Very interesting, Tom, thanks for the link.

It is interesting to note that although CouchDB and MongoDB sit on
different sides of the CAP triangle, their data model, from an
application perspective, is very similar.

But the implementation of the data model is very different, as Bill
Dueber mentioned before, with MongoDB doing updates in-place whenever
possible, and aggressively caching writes, both of which increase
update speed but also the risk of a corrupt database in case of a
crash. CouchDB does neither, so updates are much slower, but its data
is always in a consistent state on disk, because it only appends, and
appends are guaranteed to be atomic in posix systems.

-- 
Luciano Ramalho
programador repentista || stand-up programmer
Twitter: @luciano


[CODE4LIB] CouchDB

2009-03-17 Thread phil cryer
Hey all, I just started experimenting with CouchDB the other day, and
it's pretty cool.  With the amount of data the Botanical Heritage
Library (BHL) is carrying, this may be an option for the future.  Does
anyone have any experience with it, or any pointers to a good howto,
or basic setup/usage case?  I appreciate that it's a different
approach to an age old problem, and I can see it working hand in hand
with things like hadoop (hdfs), lucene/solr, etc.

P


Re: [CODE4LIB] CouchDB

2009-03-17 Thread Mark Jordan
Hi Phil,

I'm starting to play with CouchDB myself, mainly as a way of learning about 
schemaless databases. Have you seen the book that is being written, 
http://books.couchdb.org/relax/ ? So far it's got a pretty good set of 
up-and-running instructions and some basic howtos.

Mark

- phil cryer p...@cryer.us wrote:

 Hey all, I just started experimenting with CouchDB the other day, and
 it's pretty cool.  With the amount of data the Botanical Heritage
 Library (BHL) is carrying, this may be an option for the future. 
 Does
 anyone have any experience with it, or any pointers to a good howto,
 or basic setup/usage case?  I appreciate that it's a different
 approach to an age old problem, and I can see it working hand in hand
 with things like hadoop (hdfs), lucene/solr, etc.
 
 P


Re: [CODE4LIB] CouchDB

2009-03-17 Thread John Beppu
On Tue, Mar 17, 2009 at 7:22 AM, phil cryer p...@cryer.us wrote:

 Hey all, I just started experimenting with CouchDB the other day, and
 it's pretty cool.  With the amount of data the Botanical Heritage
 Library (BHL) is carrying, this may be an option for the future.  Does
 anyone have any experience with it, or any pointers to a good howto,
 or basic setup/usage case?  I appreciate that it's a different
 approach to an age old problem, and I can see it working hand in hand
 with things like hadoop (hdfs), lucene/solr, etc.

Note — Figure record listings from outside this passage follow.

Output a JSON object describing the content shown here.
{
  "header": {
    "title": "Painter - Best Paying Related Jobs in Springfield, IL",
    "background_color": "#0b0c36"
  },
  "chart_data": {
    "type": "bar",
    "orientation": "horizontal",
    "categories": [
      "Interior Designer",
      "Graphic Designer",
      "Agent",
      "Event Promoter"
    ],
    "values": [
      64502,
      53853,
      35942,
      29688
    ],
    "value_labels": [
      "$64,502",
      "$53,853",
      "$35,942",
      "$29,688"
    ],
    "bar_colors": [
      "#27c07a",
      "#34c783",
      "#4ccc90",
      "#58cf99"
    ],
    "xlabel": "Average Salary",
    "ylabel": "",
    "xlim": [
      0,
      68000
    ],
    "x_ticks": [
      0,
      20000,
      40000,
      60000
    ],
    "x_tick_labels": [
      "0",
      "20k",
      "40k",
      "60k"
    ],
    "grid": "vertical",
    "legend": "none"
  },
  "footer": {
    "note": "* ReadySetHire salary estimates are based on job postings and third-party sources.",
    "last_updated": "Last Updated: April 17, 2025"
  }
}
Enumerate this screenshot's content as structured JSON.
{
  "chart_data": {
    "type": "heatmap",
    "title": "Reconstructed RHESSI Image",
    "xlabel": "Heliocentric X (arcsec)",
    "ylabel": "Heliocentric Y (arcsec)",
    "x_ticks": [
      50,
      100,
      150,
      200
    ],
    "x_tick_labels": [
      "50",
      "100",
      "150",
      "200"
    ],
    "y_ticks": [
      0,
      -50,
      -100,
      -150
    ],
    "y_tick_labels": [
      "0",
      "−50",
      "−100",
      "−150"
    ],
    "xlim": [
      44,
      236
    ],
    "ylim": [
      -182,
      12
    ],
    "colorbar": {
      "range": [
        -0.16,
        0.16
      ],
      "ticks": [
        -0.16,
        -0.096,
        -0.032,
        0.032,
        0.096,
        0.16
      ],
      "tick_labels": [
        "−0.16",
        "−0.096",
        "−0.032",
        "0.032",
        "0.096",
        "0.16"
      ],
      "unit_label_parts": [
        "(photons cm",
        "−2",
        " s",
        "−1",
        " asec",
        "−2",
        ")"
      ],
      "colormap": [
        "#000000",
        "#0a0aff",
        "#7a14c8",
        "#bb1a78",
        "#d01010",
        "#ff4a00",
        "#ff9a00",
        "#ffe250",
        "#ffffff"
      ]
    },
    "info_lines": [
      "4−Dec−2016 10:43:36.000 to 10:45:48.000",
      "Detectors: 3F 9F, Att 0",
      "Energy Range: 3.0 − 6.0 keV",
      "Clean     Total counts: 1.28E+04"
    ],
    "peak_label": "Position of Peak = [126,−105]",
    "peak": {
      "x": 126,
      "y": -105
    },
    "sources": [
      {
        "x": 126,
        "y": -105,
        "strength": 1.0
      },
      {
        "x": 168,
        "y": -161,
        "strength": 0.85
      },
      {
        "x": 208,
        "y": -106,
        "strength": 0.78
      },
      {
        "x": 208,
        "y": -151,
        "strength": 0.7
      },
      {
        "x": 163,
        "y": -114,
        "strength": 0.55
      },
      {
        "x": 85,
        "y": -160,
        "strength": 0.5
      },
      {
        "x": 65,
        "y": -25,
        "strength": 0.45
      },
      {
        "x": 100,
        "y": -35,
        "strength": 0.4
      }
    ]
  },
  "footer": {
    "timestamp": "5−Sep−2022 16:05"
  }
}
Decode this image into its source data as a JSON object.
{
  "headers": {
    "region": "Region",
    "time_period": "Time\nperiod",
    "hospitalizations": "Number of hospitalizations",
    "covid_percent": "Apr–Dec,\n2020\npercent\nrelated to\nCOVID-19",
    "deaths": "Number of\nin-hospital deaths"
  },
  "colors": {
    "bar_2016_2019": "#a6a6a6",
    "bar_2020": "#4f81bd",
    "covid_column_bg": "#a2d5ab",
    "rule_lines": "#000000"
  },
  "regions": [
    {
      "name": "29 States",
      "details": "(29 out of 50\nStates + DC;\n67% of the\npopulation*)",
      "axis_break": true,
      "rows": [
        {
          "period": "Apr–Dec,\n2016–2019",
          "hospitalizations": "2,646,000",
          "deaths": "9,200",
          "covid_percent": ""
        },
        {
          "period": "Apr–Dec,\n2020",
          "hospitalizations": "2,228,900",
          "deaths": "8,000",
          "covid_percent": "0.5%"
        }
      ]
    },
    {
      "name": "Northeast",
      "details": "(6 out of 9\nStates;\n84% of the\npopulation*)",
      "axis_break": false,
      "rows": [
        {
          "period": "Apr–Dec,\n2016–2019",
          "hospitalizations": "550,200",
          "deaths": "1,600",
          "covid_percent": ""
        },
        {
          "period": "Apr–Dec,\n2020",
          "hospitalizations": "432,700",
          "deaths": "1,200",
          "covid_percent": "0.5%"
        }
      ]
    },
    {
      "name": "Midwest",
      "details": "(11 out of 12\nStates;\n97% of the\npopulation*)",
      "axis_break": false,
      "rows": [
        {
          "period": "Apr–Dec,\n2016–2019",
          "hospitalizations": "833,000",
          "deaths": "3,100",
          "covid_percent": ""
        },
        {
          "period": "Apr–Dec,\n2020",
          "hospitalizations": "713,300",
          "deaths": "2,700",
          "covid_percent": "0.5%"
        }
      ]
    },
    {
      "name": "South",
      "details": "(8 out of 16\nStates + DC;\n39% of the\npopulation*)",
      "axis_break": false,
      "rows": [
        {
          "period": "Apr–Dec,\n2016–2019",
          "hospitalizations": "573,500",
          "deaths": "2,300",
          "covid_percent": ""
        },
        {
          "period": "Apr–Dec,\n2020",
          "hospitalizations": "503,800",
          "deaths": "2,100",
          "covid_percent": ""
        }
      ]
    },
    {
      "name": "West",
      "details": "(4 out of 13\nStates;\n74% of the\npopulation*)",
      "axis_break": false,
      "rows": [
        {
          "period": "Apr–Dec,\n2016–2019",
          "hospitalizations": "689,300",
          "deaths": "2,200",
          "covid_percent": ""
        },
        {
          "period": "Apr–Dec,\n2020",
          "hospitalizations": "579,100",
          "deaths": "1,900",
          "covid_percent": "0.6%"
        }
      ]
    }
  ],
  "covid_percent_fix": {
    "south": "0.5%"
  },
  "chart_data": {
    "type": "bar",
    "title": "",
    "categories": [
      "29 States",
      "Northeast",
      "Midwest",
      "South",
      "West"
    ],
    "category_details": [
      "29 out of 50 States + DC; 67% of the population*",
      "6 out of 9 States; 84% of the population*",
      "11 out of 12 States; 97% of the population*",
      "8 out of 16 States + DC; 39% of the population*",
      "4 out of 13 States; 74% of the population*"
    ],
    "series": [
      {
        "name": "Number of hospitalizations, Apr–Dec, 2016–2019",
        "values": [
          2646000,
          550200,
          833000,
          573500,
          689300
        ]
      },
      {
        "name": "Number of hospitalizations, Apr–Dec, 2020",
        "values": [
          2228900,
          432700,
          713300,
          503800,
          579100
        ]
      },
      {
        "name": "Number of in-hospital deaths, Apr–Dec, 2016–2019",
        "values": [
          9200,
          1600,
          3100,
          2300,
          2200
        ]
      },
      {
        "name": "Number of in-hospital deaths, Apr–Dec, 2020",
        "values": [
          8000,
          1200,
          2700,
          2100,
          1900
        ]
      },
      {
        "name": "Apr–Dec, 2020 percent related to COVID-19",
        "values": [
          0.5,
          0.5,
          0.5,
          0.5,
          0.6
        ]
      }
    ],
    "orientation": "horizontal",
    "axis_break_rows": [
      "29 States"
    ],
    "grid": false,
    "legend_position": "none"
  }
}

For full-text search, some experimental work has been done.

There's hypercouch which brings Hyper Estraier and CouchDB together:

http://github.com/davisp/hypercouch/tree/master

There's also couchdb-lucene which uses Lucene for full text search:

http://github.com/rnewson/couchdb-lucene/tree/master

People are still exploring this uncharted land (so to speak).  Querying is
accomplished by hooking up an external service to CouchDB.

http://wiki.apache.org/couchdb/ExternalProcesses

This is basically a process that stays resident, reads requests on STDIN and
sends responses on STDOUT as the wiki page I linked to above describes.

As for indexing, I think the smart way to do it is to follow
couchdb-lucene's example and setup an update_notification script.

--beppu